This is the tenth in a series of posts that will preview the upcoming issue of Absinthe, our 17th, focused on Bulgaria. In this post we present an excerpt from a novel by Emiliya Dvoryanova.
|(c) Lilyana Dvoryanova|
From Passion, or the Death of Alice, translated by Lubomir Terziev
Never speak ill of the dead — my grandmother used to say, and so it has been accepted indeed; in the past they’d spit right into the mouth of anyone who would speak ill of a dead man so that when they swallow they’d take back their words into their throat.
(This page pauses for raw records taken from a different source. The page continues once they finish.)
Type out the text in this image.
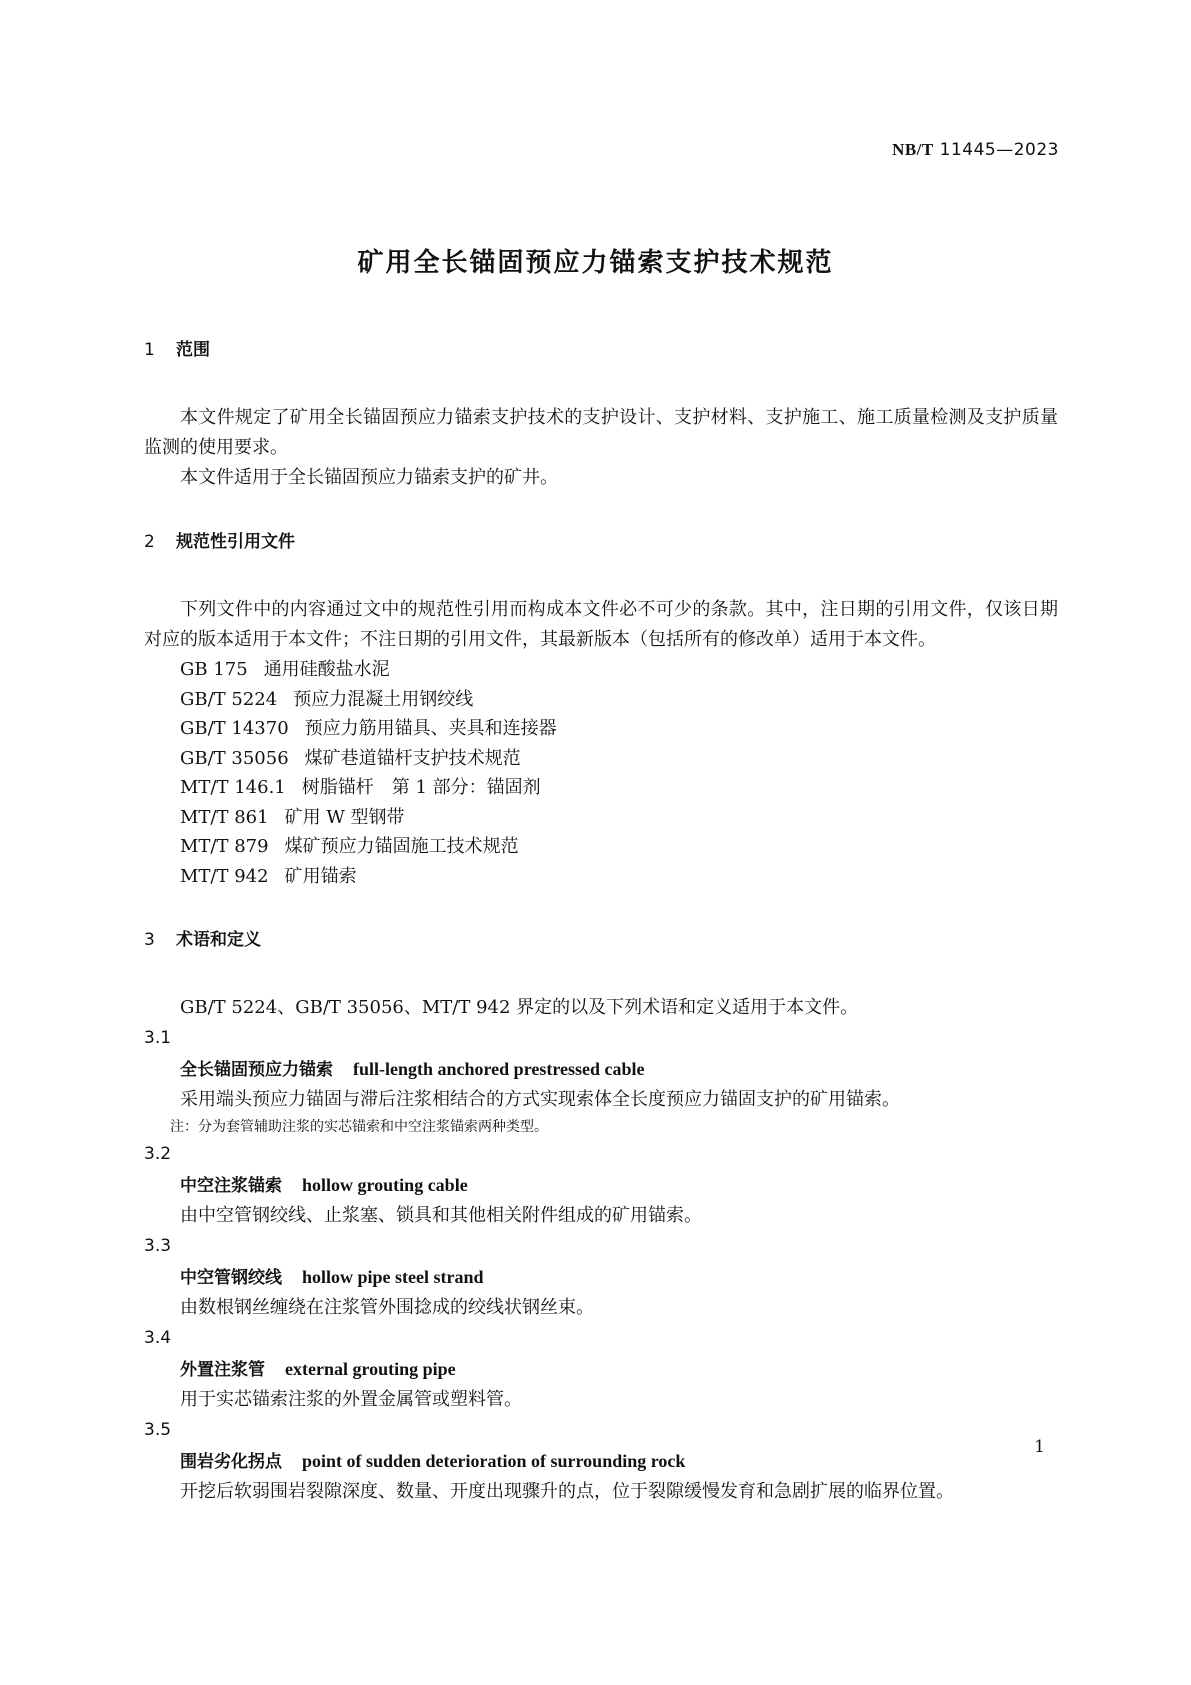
NB/T 11445—2023
矿用全长锚固预应力锚索支护技术规范
1 范围

本文件规定了矿用全长锚固预应力锚索支护技术的支护设计、支护材料、支护施工、施工质量检测及支护质量监测的使用要求。

本文件适用于全长锚固预应力锚索支护的矿井。

2 规范性引用文件

下列文件中的内容通过文中的规范性引用而构成本文件必不可少的条款。其中，注日期的引用文件，仅该日期对应的版本适用于本文件；不注日期的引用文件，其最新版本（包括所有的修改单）适用于本文件。

GB 175 通用硅酸盐水泥

GB/T 5224 预应力混凝土用钢绞线

GB/T 14370 预应力筋用锚具、夹具和连接器

GB/T 35056 煤矿巷道锚杆支护技术规范

MT/T 146.1 树脂锚杆　第 1 部分：锚固剂

MT/T 861 矿用 W 型钢带

MT/T 879 煤矿预应力锚固施工技术规范

MT/T 942 矿用锚索

3 术语和定义

GB/T 5224、GB/T 35056、MT/T 942 界定的以及下列术语和定义适用于本文件。

3.1

全长锚固预应力锚索 full-length anchored prestressed cable

采用端头预应力锚固与滞后注浆相结合的方式实现索体全长度预应力锚固支护的矿用锚索。

注：分为套管辅助注浆的实芯锚索和中空注浆锚索两种类型。

3.2

中空注浆锚索 hollow grouting cable

由中空管钢绞线、止浆塞、锁具和其他相关附件组成的矿用锚索。

3.3

中空管钢绞线 hollow pipe steel strand

由数根钢丝缠绕在注浆管外围捻成的绞线状钢丝束。

3.4

外置注浆管 external grouting pipe

用于实芯锚索注浆的外置金属管或塑料管。

3.5

围岩劣化拐点 point of sudden deterioration of surrounding rock

开挖后软弱围岩裂隙深度、数量、开度出现骤升的点，位于裂隙缓慢发育和急剧扩展的临界位置。

1
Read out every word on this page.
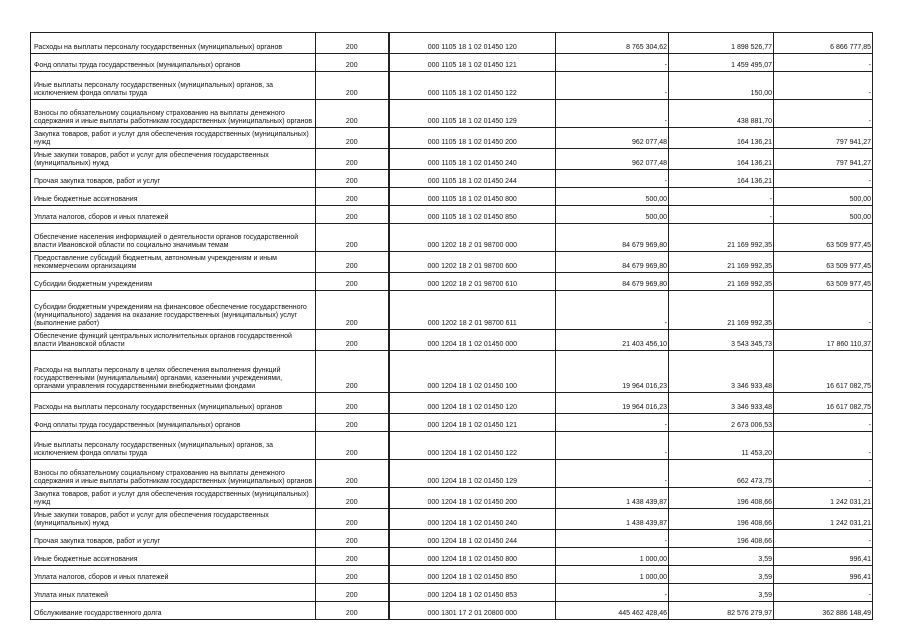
Расходы на выплаты персоналу государственных (муниципальных) органов	200	000 1105 18 1 02 01450 120	8 765 304,62	1 898 526,77	6 866 777,85
Фонд оплаты труда государственных (муниципальных) органов	200	000 1105 18 1 02 01450 121	-	1 459 495,07	-
Иные выплаты персоналу государственных (муниципальных) органов, за исключением фонда оплаты труда	200	000 1105 18 1 02 01450 122	-	150,00	-
Взносы по обязательному социальному страхованию на выплаты денежного содержания и иные выплаты работникам государственных (муниципальных) органов	200	000 1105 18 1 02 01450 129	-	438 881,70	-
Закупка товаров, работ и услуг для обеспечения государственных (муниципальных) нужд	200	000 1105 18 1 02 01450 200	962 077,48	164 136,21	797 941,27
Иные закупки товаров, работ и услуг для обеспечения государственных (муниципальных) нужд	200	000 1105 18 1 02 01450 240	962 077,48	164 136,21	797 941,27
Прочая закупка товаров, работ и услуг	200	000 1105 18 1 02 01450 244	-	164 136,21	-
Иные бюджетные ассигнования	200	000 1105 18 1 02 01450 800	500,00	-	500,00
Уплата налогов, сборов и иных платежей	200	000 1105 18 1 02 01450 850	500,00	-	500,00
Обеспечение населения информацией о деятельности органов государственной власти Ивановской области по социально значимым темам	200	000 1202 18 2 01 98700 000	84 679 969,80	21 169 992,35	63 509 977,45
Предоставление субсидий бюджетным, автономным учреждениям и иным некоммерческим организациям	200	000 1202 18 2 01 98700 600	84 679 969,80	21 169 992,35	63 509 977,45
Субсидии бюджетным учреждениям	200	000 1202 18 2 01 98700 610	84 679 969,80	21 169 992,35	63 509 977,45
Субсидии бюджетным учреждениям на финансовое обеспечение государственного (муниципального) задания на оказание государственных (муниципальных) услуг (выполнение работ)	200	000 1202 18 2 01 98700 611	-	21 169 992,35	-
Обеспечение функций центральных исполнительных органов государственной власти Ивановской области	200	000 1204 18 1 02 01450 000	21 403 456,10	3 543 345,73	17 860 110,37
Расходы на выплаты персоналу в целях обеспечения выполнения функций государственными (муниципальными) органами, казенными учреждениями, органами управления государственными внебюджетными фондами	200	000 1204 18 1 02 01450 100	19 964 016,23	3 346 933,48	16 617 082,75
Расходы на выплаты персоналу государственных (муниципальных) органов	200	000 1204 18 1 02 01450 120	19 964 016,23	3 346 933,48	16 617 082,75
Фонд оплаты труда государственных (муниципальных) органов	200	000 1204 18 1 02 01450 121	-	2 673 006,53	-
Иные выплаты персоналу государственных (муниципальных) органов, за исключением фонда оплаты труда	200	000 1204 18 1 02 01450 122	-	11 453,20	-
Взносы по обязательному социальному страхованию на выплаты денежного содержания и иные выплаты работникам государственных (муниципальных) органов	200	000 1204 18 1 02 01450 129	-	662 473,75	-
Закупка товаров, работ и услуг для обеспечения государственных (муниципальных) нужд	200	000 1204 18 1 02 01450 200	1 438 439,87	196 408,66	1 242 031,21
Иные закупки товаров, работ и услуг для обеспечения государственных (муниципальных) нужд	200	000 1204 18 1 02 01450 240	1 438 439,87	196 408,66	1 242 031,21
Прочая закупка товаров, работ и услуг	200	000 1204 18 1 02 01450 244	-	196 408,66	-
Иные бюджетные ассигнования	200	000 1204 18 1 02 01450 800	1 000,00	3,59	996,41
Уплата налогов, сборов и иных платежей	200	000 1204 18 1 02 01450 850	1 000,00	3,59	996,41
Уплата иных платежей	200	000 1204 18 1 02 01450 853	-	3,59	-
Обслуживание государственного долга	200	000 1301 17 2 01 20800 000	445 462 428,46	82 576 279,97	362 886 148,49
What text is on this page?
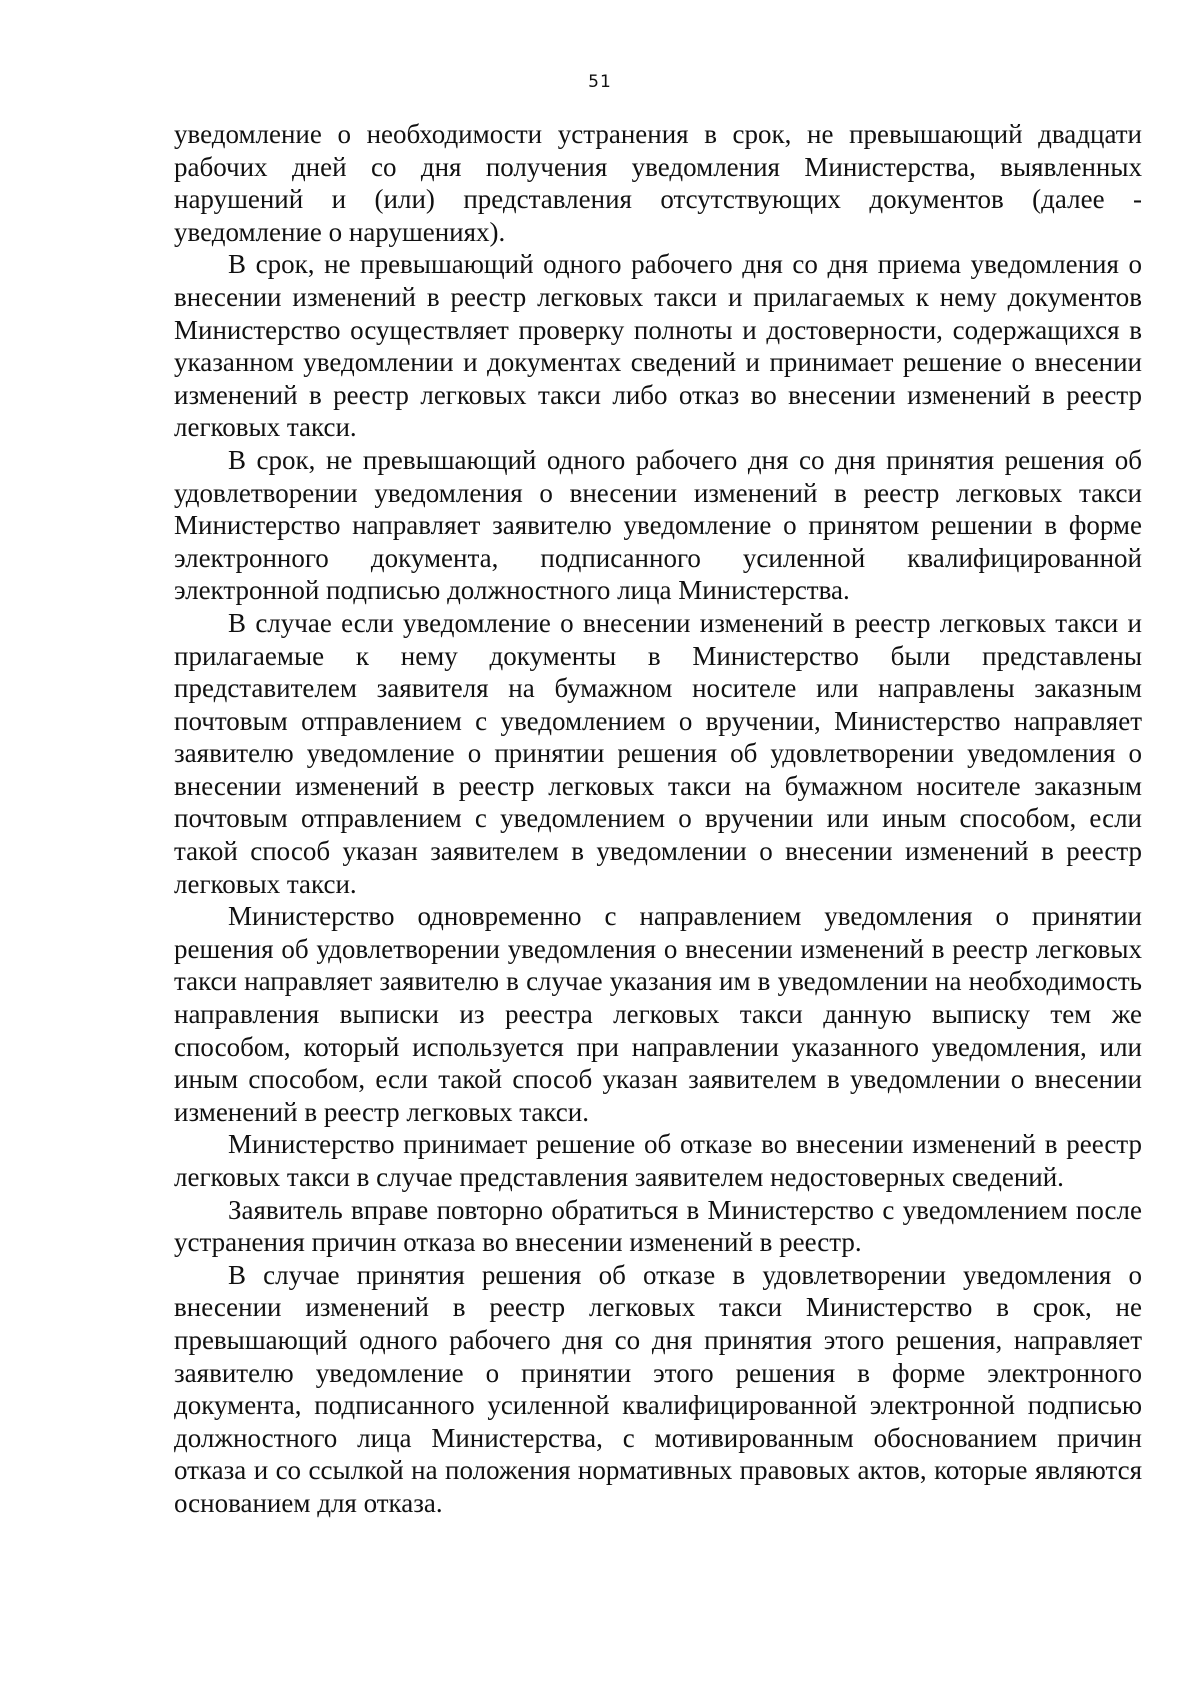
51

уведомление о необходимости устранения в срок, не превышающий двадцати рабочих дней со дня получения уведомления Министерства, выявленных нарушений и (или) представления отсутствующих документов (далее - уведомление о нарушениях).

В срок, не превышающий одного рабочего дня со дня приема уведомления о внесении изменений в реестр легковых такси и прилагаемых к нему документов Министерство осуществляет проверку полноты и достоверности, содержащихся в указанном уведомлении и документах сведений и принимает решение о внесении изменений в реестр легковых такси либо отказ во внесении изменений в реестр легковых такси.

В срок, не превышающий одного рабочего дня со дня принятия решения об удовлетворении уведомления о внесении изменений в реестр легковых такси Министерство направляет заявителю уведомление о принятом решении в форме электронного документа, подписанного усиленной квалифицированной электронной подписью должностного лица Министерства.

В случае если уведомление о внесении изменений в реестр легковых такси и прилагаемые к нему документы в Министерство были представлены представителем заявителя на бумажном носителе или направлены заказным почтовым отправлением с уведомлением о вручении, Министерство направляет заявителю уведомление о принятии решения об удовлетворении уведомления о внесении изменений в реестр легковых такси на бумажном носителе заказным почтовым отправлением с уведомлением о вручении или иным способом, если такой способ указан заявителем в уведомлении о внесении изменений в реестр легковых такси.

Министерство одновременно с направлением уведомления о принятии решения об удовлетворении уведомления о внесении изменений в реестр легковых такси направляет заявителю в случае указания им в уведомлении на необходимость направления выписки из реестра легковых такси данную выписку тем же способом, который используется при направлении указанного уведомления, или иным способом, если такой способ указан заявителем в уведомлении о внесении изменений в реестр легковых такси.

Министерство принимает решение об отказе во внесении изменений в реестр легковых такси в случае представления заявителем недостоверных сведений.

Заявитель вправе повторно обратиться в Министерство с уведомлением после устранения причин отказа во внесении изменений в реестр.

В случае принятия решения об отказе в удовлетворении уведомления о внесении изменений в реестр легковых такси Министерство в срок, не превышающий одного рабочего дня со дня принятия этого решения, направляет заявителю уведомление о принятии этого решения в форме электронного документа, подписанного усиленной квалифицированной электронной подписью должностного лица Министерства, с мотивированным обоснованием причин отказа и со ссылкой на положения нормативных правовых актов, которые являются основанием для отказа.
But now I’m a witness in this case and you’re telling me that as my duty I must speak the truth, but the thing is I know such nasty stuff about the young lady that it makes my hair stand on end and I get them stomach cramps, God bless me, but this being my duty and being a citizen, despite the pangs and creepy though it all is, I’ll be telling you what you want me to — from the beginning, and about the end, nor will I spare the disgraceful details, though I’m filled with shame, but then again, I’m curious enough to know more than I need to know — one finds out about all kinds of human stuff, unwittingly, and sometimes it’s all too human for you to want to find out, because there’s no bounds to oddities and when one of them crops up, you pull yourself to the next, and you produce such a tangle that there’s no telling where it will all end. Well, I might have seen many an awful thing, but never did I predict such an end, and that morning, God bless me, I was summoning up some thoughts about the young lady while I was trying to unlock the gate, which had begun to stick months before, so every morning I had to shove in the key and turn it this way and that way, and at that very moment I thought I’d better not get in at all, it was a peculiar day, after all, a Holy Good Friday, and on days like that one must tune oneself in for God rather than be incited to evil thoughts and fickle feelings at the expense of the soul, and if I were to be strict and Orthodox by the canon, I shouldn’t have worked that day at all, telling the young lady as an excuse that I won’t do no cleaning until she has this rusty piece of iron oiled – I’d told her a hundred times and she would just laugh and then she goes like, well, yes, she’ll ask someone to pour some oil on it.